Maybe consider an invisible fence (the kind where the dog wears a collar that shocks it), set up right around the chicken coop to keep the dogs out.

Or an electric fence around the chicken coop, if you can arrange a height that lets chickens in but zaps dogs.

Many eggs tend to get laid in the morning, so you may be able to keep the chickens penned until most eggs have been laid, then collect the eggs, then let the chickens and the dogs out for the rest of the day. This would not re-train the dogs, but would let you get most of the eggs.
 
Last edited:
Lots of good ideas. Thank you. The electric fence would work for one of them. She is terrified of electric wire. Doesn't have to be on, but the other is athletic and jumps like a deer and is not afraid of the wire. Reprimanding won't work. They like eggs too much. I didn't know the red pepper wouldn't harm or bother chickens. That is a thought. Black pepper works very well to deter dogs and is not as harmful as red pepper. I used it when we lived in the city to deter a dog that pooped right at my mailbox every day. My young son stepped in it every day. The owner should have been the one to suffer the pepper up the nose. But the dog stopped pooping at my mailbox. I've been thinking where to put a higher pop door but it doesn't work so well. My hens are heavy and the one dog is very athletic. My house is secure now. I don't want to do anything that would weaken that. If the one dog who is not afraid of the wire got zapped she would respect it. I do have electric wire and the zapper. Used them to get the dogs to stay out of my plantings. Then the one has figured out it's not on anymore. Took her a while. So if she gets zapped and I just leave the wire up after a while it would work for quite a while. There's a few possibilities here. Thanks again.
 
Animal Control urged me to use black pepper not red to repel dogs from my mailbox. Works but is 'kinder'. I use black pepper a lot to repel deer and my cats and dogs from plants and areas. I haven't used with the chicken nests though because thought would repel the chickens from their nest boxes. I'll research it more before trying it. I'm currently saving eggs from a hen that is on medication. I can put hot sauce on or in them and see if that repels the dogs. But the electric fence is the best idea for me and a pop door out of their reach is great if can figure it out with my set up. Also keep dogs in while chickens are out and going in to lay and then letting dogs out after I collect the eggs. And putting the hot sauce egg in a nest. Hee Hee The first year with the chickens and guineas coyotes would come right up to the front porch or back door. Killed my cat during the day right out the back door. There are no coyotes anywhere close with the dogs. One is a pit-mountain cur cross. My husband said he pitied the coyote she gets a hold of. They are wonderful protectors and people friendly. They need to be loose with the chickens and guineas.
 
Black pepper and red pepper have different kinds of "hot." I do not know whether the one in black pepper (piperine) would bother chickens or not.

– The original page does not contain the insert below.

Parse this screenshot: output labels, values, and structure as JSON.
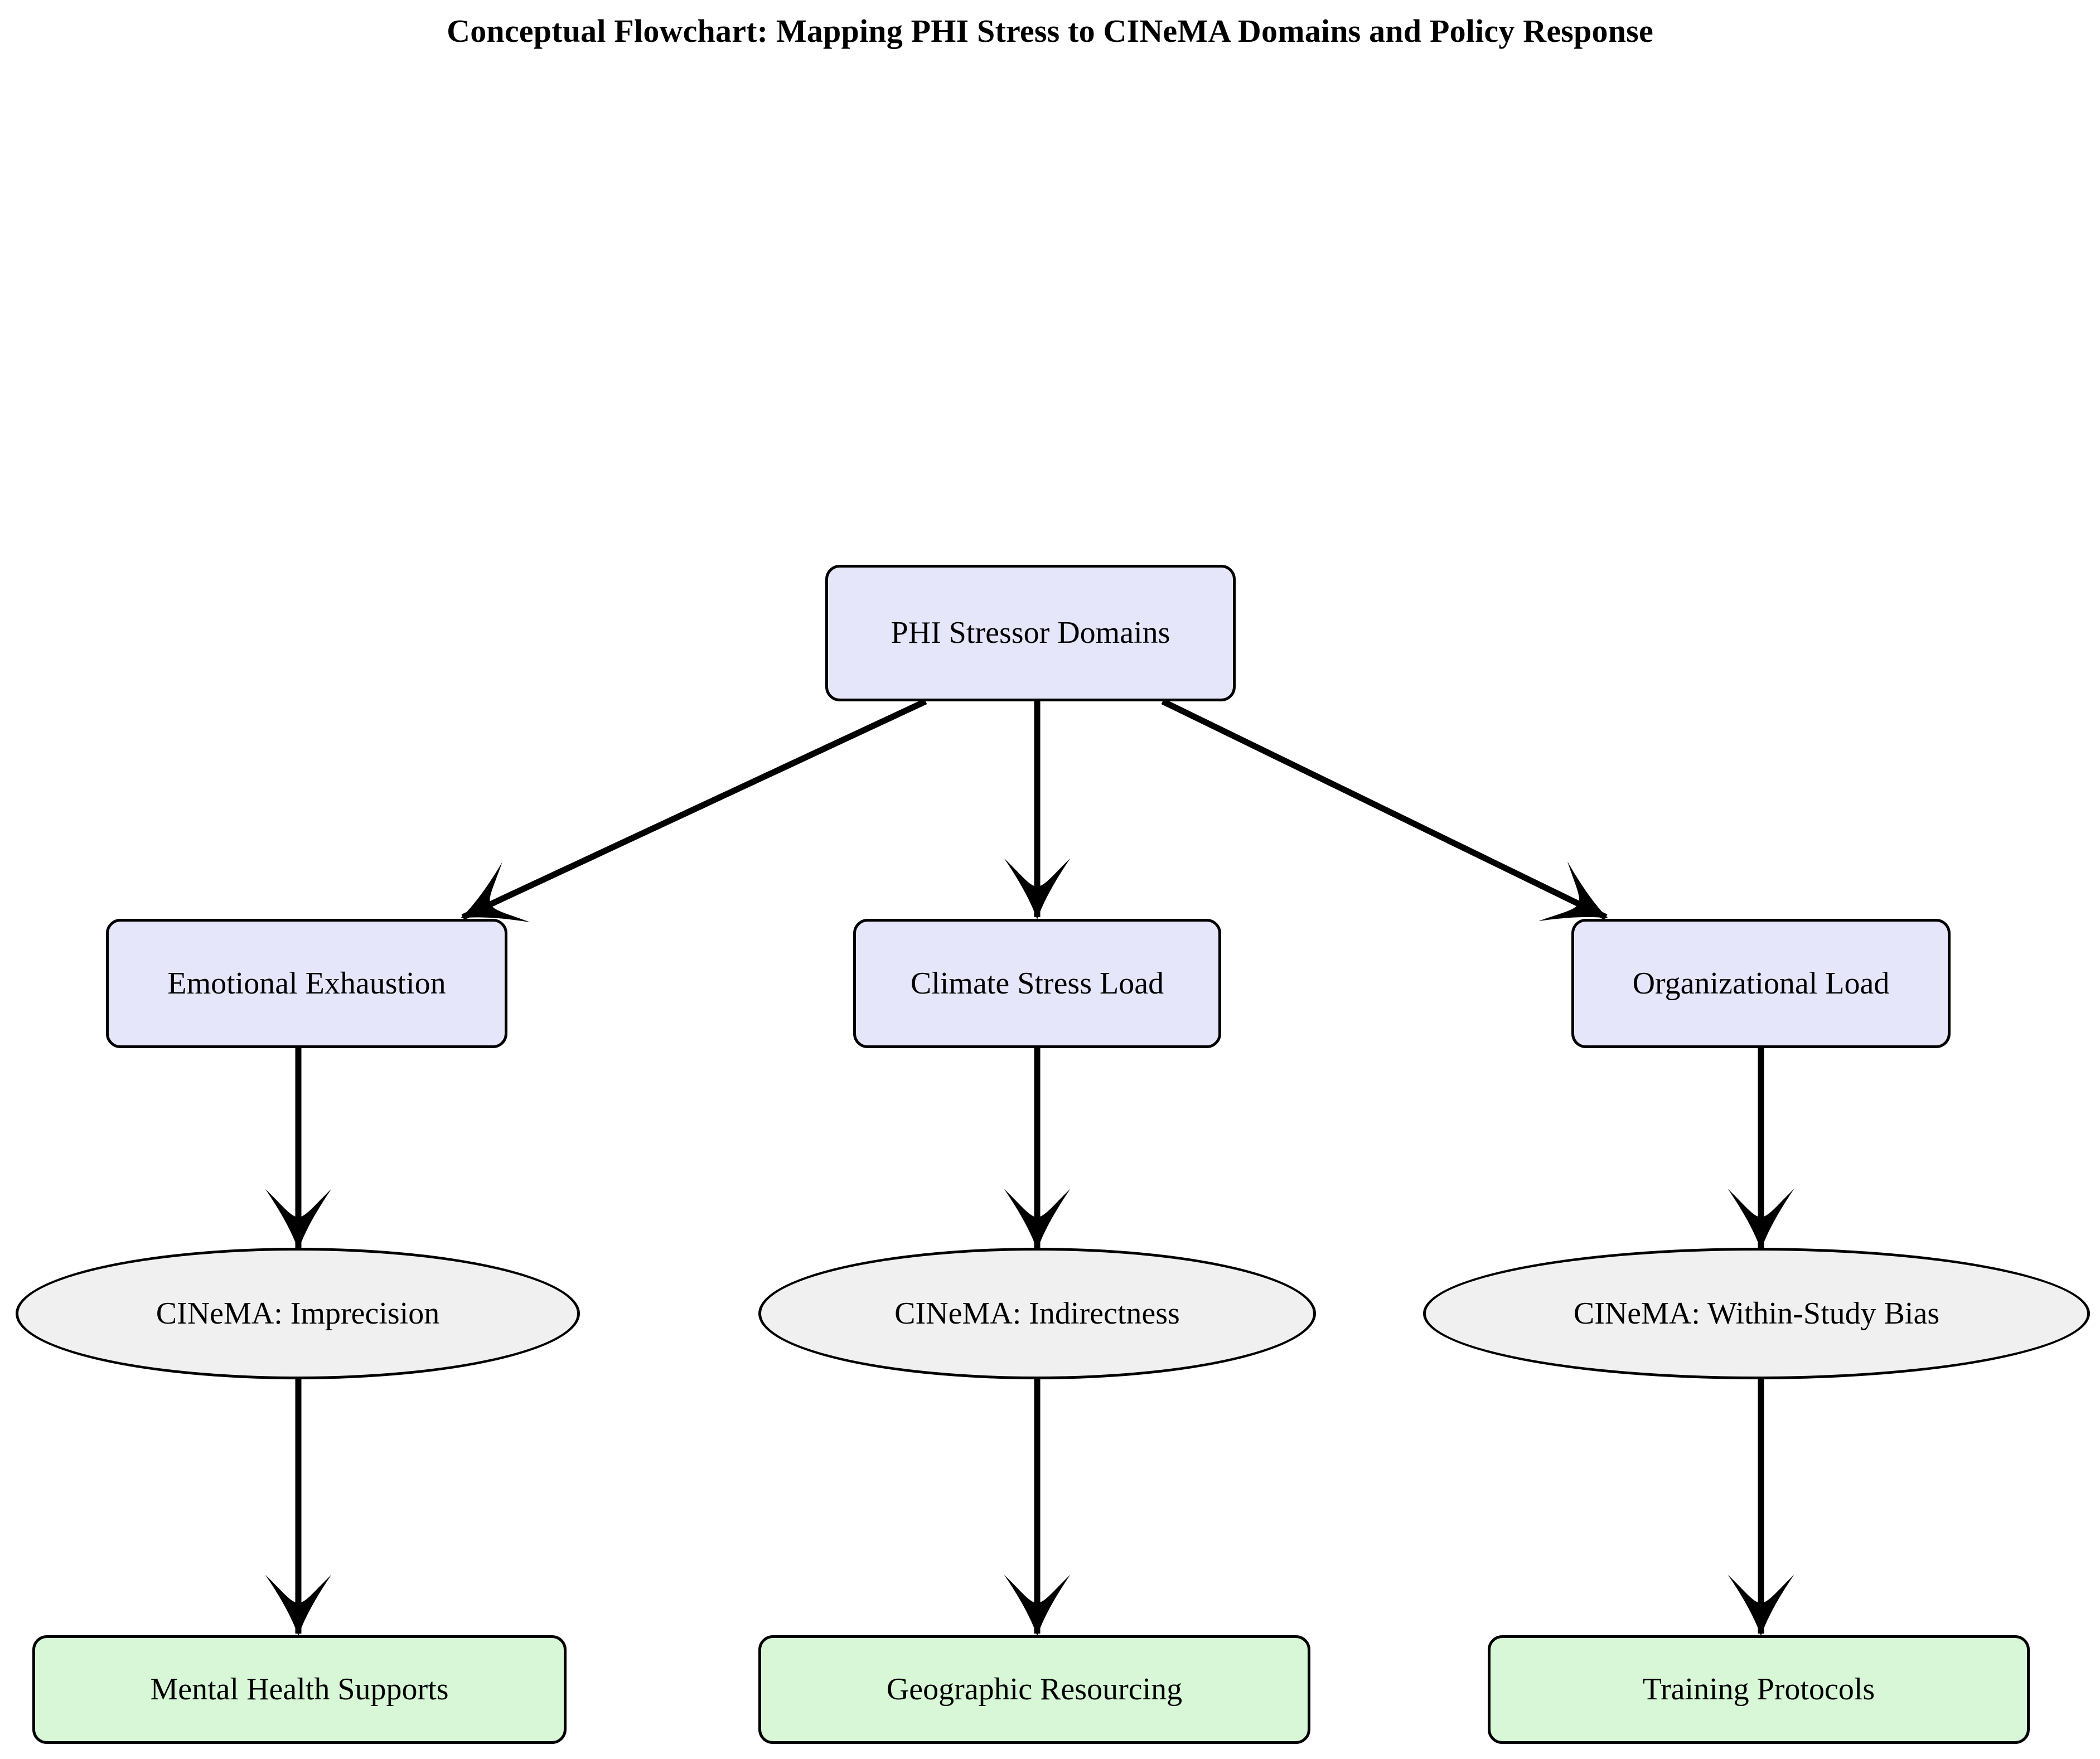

Capsaicin is in jalapeno peppers, cayenne peppers, etc. It affects mammals not birds. That is why some people add red pepper flakes to bird seed-- doesn't bother the birds, but squirrels don't like it very well.

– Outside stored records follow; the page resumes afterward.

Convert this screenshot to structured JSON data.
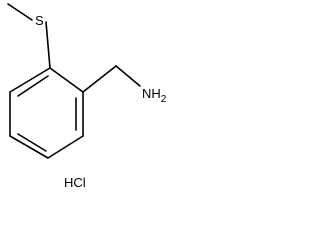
{
  "molecule": {
    "atoms": {
      "sulfur": "S",
      "amine": "NH",
      "amine_subscript": "2"
    },
    "salt": "HCl"
  },
  "colors": {
    "bond": "#000000",
    "text": "#000000",
    "background": "#ffffff"
  }
}
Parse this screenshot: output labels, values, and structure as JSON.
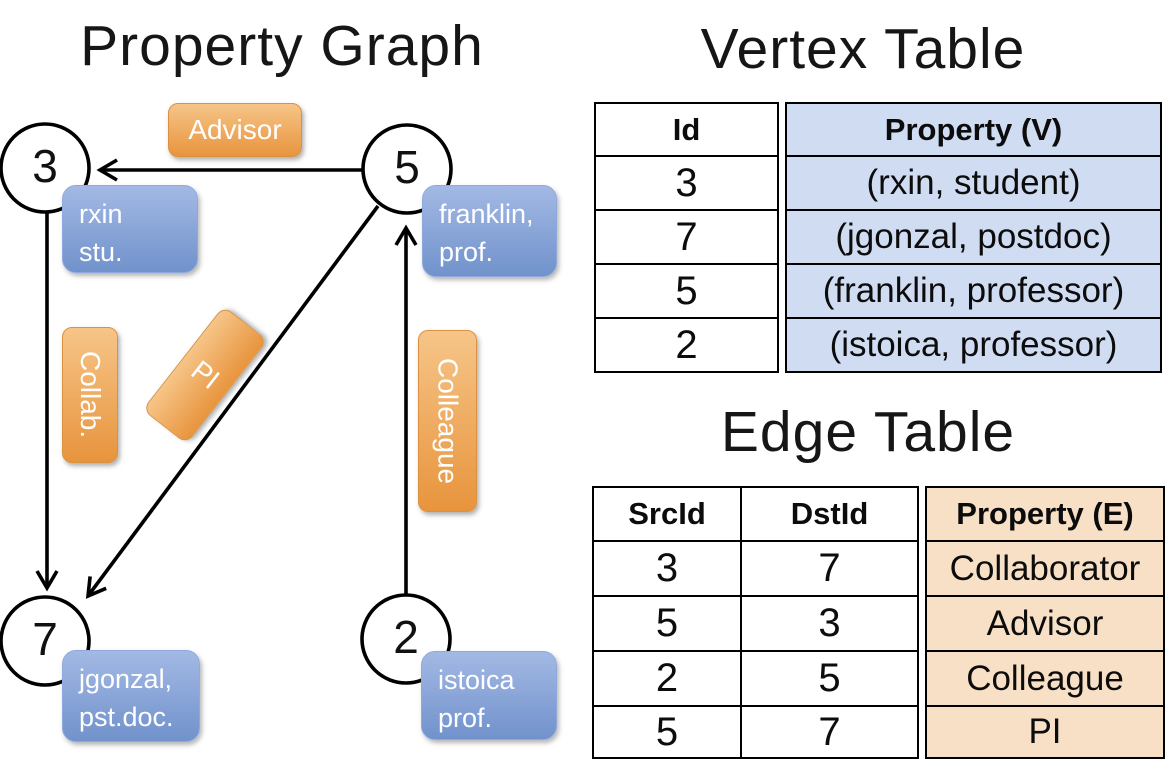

As for whether black pepper is kinder for dogs, I'm guessing the effect wears off sooner, which could be good or bad depending on how strong of a lesson the dog needs. But I'm pretty sure the red pepper doesn't do them any long-term harm.
 
Good to know. These two hard cores need a good lesson to get through their thick skulls. But I would never want them really hurt. And I don't want the chickens bothered by it. Red pepper might be the better choice. I'm thinking to try later today. It's 4p and two hens are in the nest boxes so will wait until they've laid their eggs.